Southdown – Leyland Tiger Cub – MUF 637 – 637
Southdown Motor Services Ltd
1954
Leyland Tiger Cub PSUC1/1
Duple/Nudd B39F
The recent posting of the Edinburgh Guy Arab re-bodied by Nudd Brothers & Lockyer reminded me of this batch of saloons delivered to Southdown in 1954. This batch of Leyland Tiger Cubs were numbered 620-639 registered MUF 620-639 with B39F seating layout which oddly had a single N/S front seat and 2 pairs at the rear with a central emergency door and a mixture of half drop and sliding ventilators as well as unusual, for Southdown, curved seat top rails. These were new at a time when large numbers of parcels were carried, so behind the cab there was a floor to ceiling compartment about the size of a wardrobe fitted with shelving for carrying the parcels at the rear of which was a sliding door into the saloon, the drivers only other entry was the sliding door to the outside. Five very similar but by no means identical Tiger Cubs were delivered in 1955 numbered 640-644 registered OUF 640-643/PUF 644. They were very light and pleasant to drive and I always thought that the Tiger Cub had the best brakes of any Leyland model of that era.
Photograph and Copy contributed by Diesel Dave
06/02/14 – 08:59
Reminds me of the 1950’s Devon General Weymann Reliances. These are the only other underfloor front loaders I can remember with a separate cab door.
David Oldfield
06/02/14 – 16:06
I thought that some of the early BMMO built S types had a cab door.
Stephen Bloomfield
06/02/14 – 16:49
Huddersfield specified enclosed cabs with an offside hinged cab door on all its UF purchases up to and including the 1963 ‘A’ registered pair of Reliances (23 and 24)
Ian Wild
06/02/14 – 17:37
Bradford also had two AEC Reliances (501 and 502) with offside cab doors.
Stephen Bloomfield
07/02/14 – 06:49
Manchester Corporation’s Leyland Royal Tigers 20 – 23 and "Leyland" Aberdonians 40 – 45 all had the offside cab door, with a fixed partition between the cab and the platform. I think East Yorkshire also had some saloons with this feature.
Don McKeown
07/02/14 – 06:50
Your mention of parcels, D Dave, reminds me of when I lived in Southsea, 1956-76, and the GPO would hire Southdown coaches to deliver Xmas parcels around the streets. With modern traffic parking down the road I lived in, I doubt if a coach could get along it now!
Chris Hebbon
07/02/14 – 18:47
Maidstone & District had a batch of Harrington/Commer integral saloons with an o/s cab door.

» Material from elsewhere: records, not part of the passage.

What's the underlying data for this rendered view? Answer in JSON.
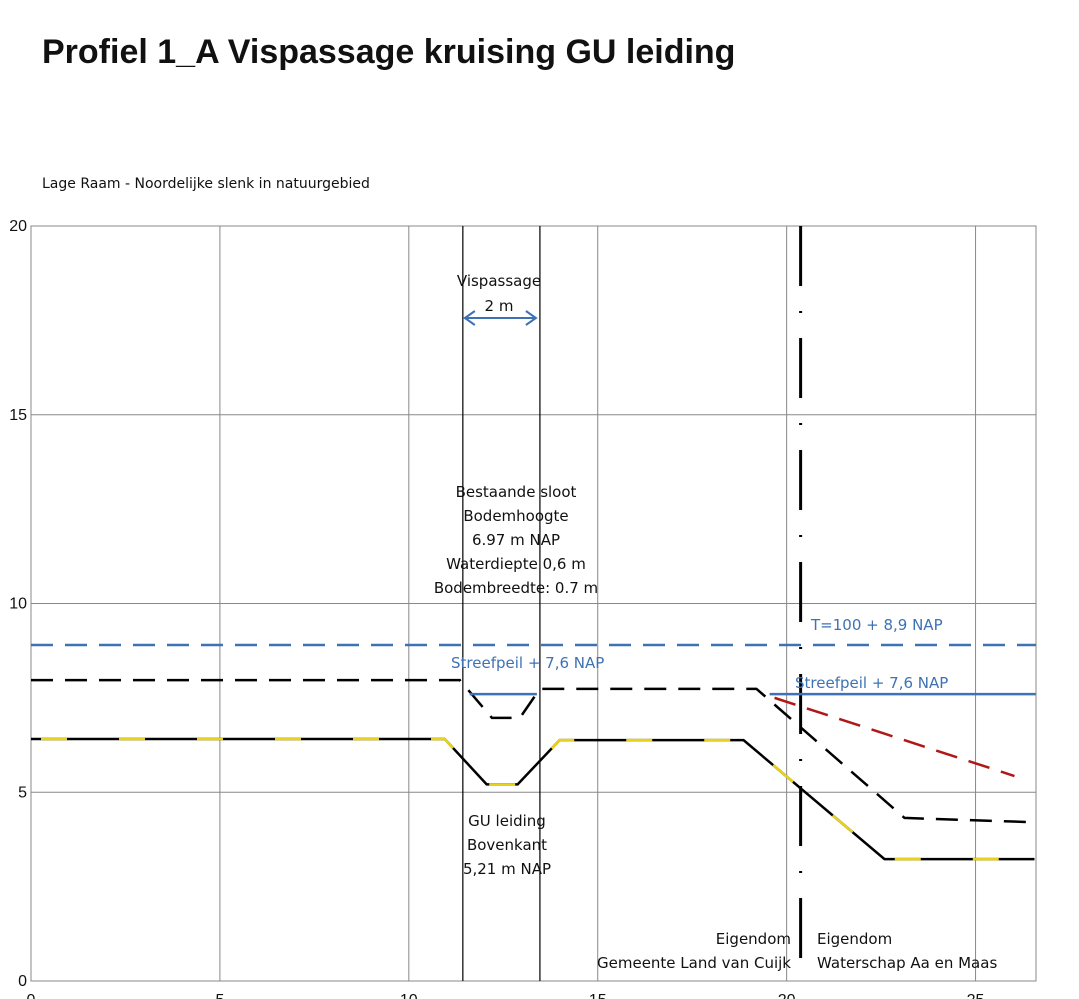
{
  "chart_data": {
    "type": "line",
    "title": "Profiel 1_A  Vispassage kruising GU leiding",
    "subtitle": "Lage Raam - Noordelijke slenk in natuurgebied",
    "xlim": [
      0,
      26.6
    ],
    "ylim": [
      0,
      20
    ],
    "xticks": [
      0,
      5,
      10,
      15,
      20,
      25
    ],
    "yticks": [
      0,
      5,
      10,
      15,
      20
    ],
    "grid": true,
    "verticals": [
      11.43,
      13.47
    ],
    "boundary": 20.37,
    "series": [
      {
        "color": "#000000",
        "accent": "#e8d21a",
        "dash": "accent",
        "x": [
          0,
          10.95,
          12.06,
          12.88,
          13.99,
          18.86,
          22.59,
          26.56
        ],
        "values": [
          6.41,
          6.41,
          5.21,
          5.21,
          6.38,
          6.38,
          3.23,
          3.23
        ]
      },
      {
        "color": "#000000",
        "dash": "dashed",
        "x": [
          0,
          11.35,
          12.2,
          12.94,
          13.47,
          19.2,
          23.12,
          26.43
        ],
        "values": [
          7.97,
          7.97,
          6.97,
          6.97,
          7.74,
          7.74,
          4.32,
          4.21
        ]
      },
      {
        "color": "#3d72b4",
        "dash": "dashed",
        "x": [
          0,
          26.6
        ],
        "values": [
          8.9,
          8.9
        ]
      },
      {
        "color": "#3d72b4",
        "dash": "solid",
        "x": [
          11.61,
          13.39,
          16,
          19.55,
          26.59
        ],
        "values": [
          7.6,
          7.6,
          null,
          7.6,
          7.6
        ]
      },
      {
        "color": "#b01818",
        "dash": "dashed",
        "x": [
          19.68,
          26.03
        ],
        "values": [
          7.5,
          5.43
        ]
      }
    ],
    "annotations": [
      "Vispassage",
      "2 m",
      "Bestaande sloot",
      "Bodemhoogte",
      "6.97 m NAP",
      "Waterdiepte 0,6 m",
      "Bodembreedte: 0.7 m",
      "Streefpeil  + 7,6 NAP",
      "T=100 + 8,9 NAP",
      "Streefpeil  + 7,6 NAP",
      "GU leiding",
      "Bovenkant",
      "5,21 m NAP",
      "Eigendom",
      "Gemeente Land van Cuijk",
      "Eigendom",
      "Waterschap Aa en Maas"
    ]
  }
}
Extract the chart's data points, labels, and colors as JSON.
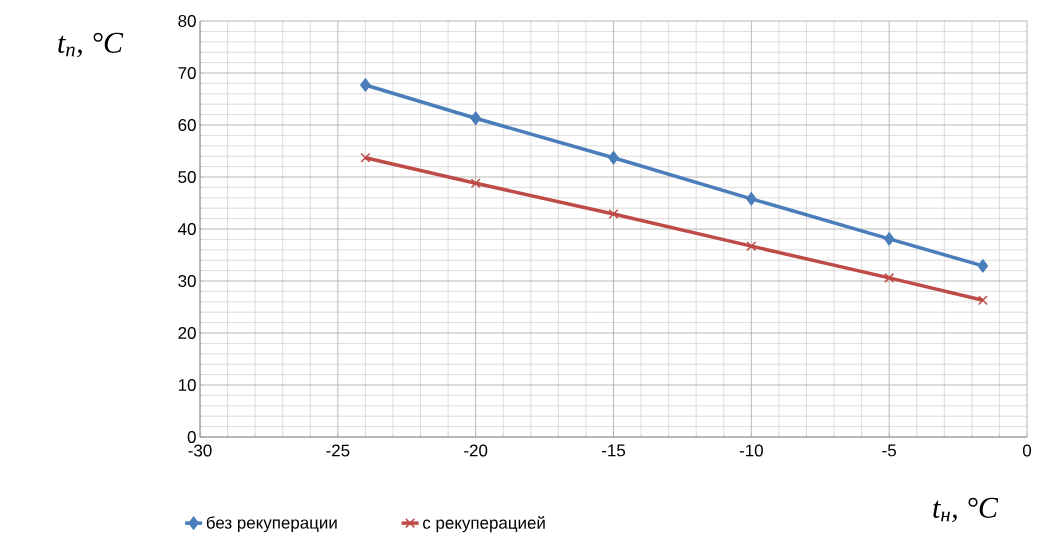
{
  "chart_data": {
    "type": "line",
    "xlabel": "t$_{н}$, °C",
    "ylabel": "t$_{п}$, °C",
    "xlim": [
      -30,
      0
    ],
    "xticks": [
      -30,
      -25,
      -20,
      -15,
      -10,
      -5,
      0
    ],
    "ylim": [
      0,
      80
    ],
    "yticks": [
      0,
      10,
      20,
      30,
      40,
      50,
      60,
      70,
      80
    ],
    "grid": true,
    "legend": "bottom",
    "series": [
      {
        "name": "без рекуперации",
        "color": "#4a7ebb",
        "marker": "diamond",
        "x": [
          -24,
          -20,
          -15,
          -10,
          -5,
          -1.6
        ],
        "values": [
          67.7,
          61.3,
          53.7,
          45.8,
          38.1,
          32.9
        ]
      },
      {
        "name": "с рекуперацией",
        "color": "#be4b48",
        "marker": "cross",
        "x": [
          -24,
          -20,
          -15,
          -10,
          -5,
          -1.6
        ],
        "values": [
          53.7,
          48.8,
          42.9,
          36.7,
          30.6,
          26.3
        ]
      }
    ]
  }
}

Re GPO use, can recall M&D buses and coaches hired for Xmas deliveries many many years ago.
Malcolm Boyland
08/02/14 – 08:23
Here is a photograph of the cab of an East Yorkshire Tiger Cub which had C H Roe bodywork.
Ken Wragg
08/02/14 – 09:49
Interesting that many of the early underfloor saloons had these enclosed cabs.
M&D’s certainly did but they subsequently went over to the near standard practice of just using a low waist high enclosure.
In today’s unpleasant society, the driver sadly needs the security of an assault proof working place but that wouldn’t have been so in the 50’s or 60’s.
Malcolm Boyland
25/03/14 – 15:27
I assume the requirement for the cab to have an emergency exit is still in place. On half cabs the side window over the engine is usually the emergency exit. If you can’t get out if the bus goes on its offside, then there needs to be a second way out. I guess that is the reason for the sliding door at the back of the Roe bodywork in the picture.
Peter Cook
26/03/14 – 06:25
I remember the prosaic message in the cabs of the Routemasters In the event of a fire get out.!!!
Philip Carlton
26/03/14 – 09:30
Frank Muir once remarked that, in all Emergency Instructions, item number two was always more important than number one.
Thus:- In Case of Fire
1. Notify your superior officer
2. Jump out of the window.
Roger Cox
09/08/17 – 06:36
From what Diesel Dave says about this beauty and the 15xx’s I get the impression our formative bus years were pretty much the same (KK 48848?). The later 640-4 were still around when I began driving but, certainly as far as the driver’s compartment went, they looked as though they’d been rescued from a chicken farm. However, for one brief interlude 638 came our way and what a dream. Somewhere along the line it had acquired one of the more modern grey enamel dashboards and could be driven with finger tip control. Is there anything on the road today that modern drivers will look back on with such fondness and respect?
Nick Turner
17/05/21 – 17:04
What a lovely bus I have an amazing picture of MUF 639 in the idyllic backdrop of Poynings circa 1957 possibly, the bus is central to the picture numbered route 128 on its rural route to Henfield Railway Station via Devils Dyke and Small Dole such an amazing picture does this bus still survive.
My dad drove for the Thames Valley from 1949 to 1986.